Dans les foyers kabyles, les plats traditionnels
tiennent une place prépondérante dans la cuisine familiale. Outre les valeurs nutritives incontestables de ces mets, cette tendance que les temps n’ont pas changée permet de maintenir vivant un art culinaire séculaire. Cependant, des personnes, mieux informées, mieux équipées et disposant d’ingrédients autrefois rares, tentent de donner à cette cuisine traditionnelle un aspect moderne notamment sur le plan esthétique.
Ah ! Les bons plats de grand-mère !
Pour connaître l’engouement des habitants de la Kabylie pour leur cuisine traditionnelle, il n’y a qu’à se rapprocher des restaurateurs de la région qui en sont les mieux placés pour nous instruire. Idir, restaurateur à Akbou, est catégorique : « Il suffit d’afficher sur son menu Couscous, Ameqfoul, Tiâasbanine, Aghrom, Tikourbabine, etc. pour voir sa clientèle monter en flèche ! Les gens en raffole des plats de chez nous». La même frénésie est réservé aux pâtisseries locales, tels lefendj (les beignets), tahboult n’tmelleline (l’omelette kabyle), Tighrifine (les crêpes), etc. dans les cafétérias et pâtisseries. Par ailleurs, les libraires de la région affirment que les livres de cuisine kabyle sont les plus demandés parmi les livres de recettes.
Néanmoins, les plats cuisinés dans les restaurants sont loin d’égaler ceux préparés par nos bonnes vieilles grand-mères. On ne prépare pas un plat traditionnel en suivant des instructions d’une recette. Plusieurs éléments subjectifs ne peuvent être expliqués dans un livre, tels le rythme dont chacun cuisine, la qualité des ingrédients, les proportions exactes, la nature des ustensiles, etc.

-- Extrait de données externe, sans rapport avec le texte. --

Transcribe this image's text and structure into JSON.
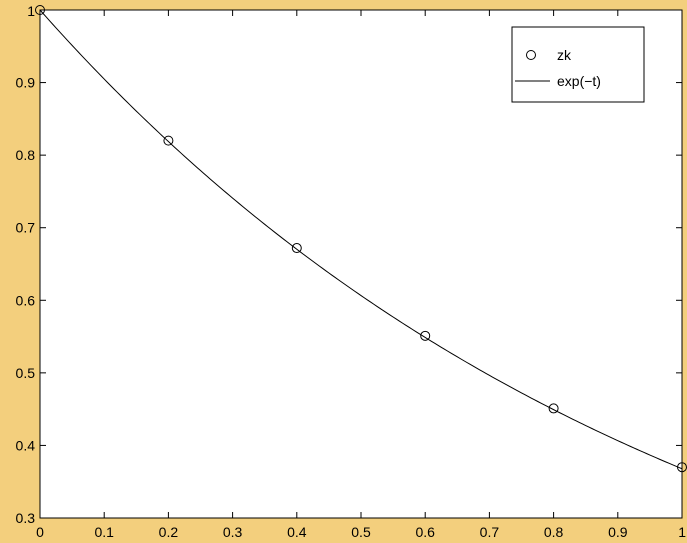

La cuisine kabyle est une cuisine du coup d’œil. La cuisson tient également une plus prépondérante. Il faut savoir cuire sans nuire. Farida Ait-Ferroukh et Samia Messaoudi, nous expliquent dans leur ouvrage de référence, Cuisine kabyle, (Edisud, Aix-en-Provence, 2004) qu’il existe quatre principaux modes de cuisson : cuisson à la vapeur, cuisson sous forme de bouillon, cuisson sous forme de soupe et la cuisson dans l’eau ou du lait.
Selon le même ouvrage, l’alimentation kabyle assurerait la longévité et une excellente santé. Les céréales constituent l’aliment indispensable et incontournable. Le secret réside dans la manière de les traiter et des techniques de maniement de la pâte (pétrissage, aplatissement,...).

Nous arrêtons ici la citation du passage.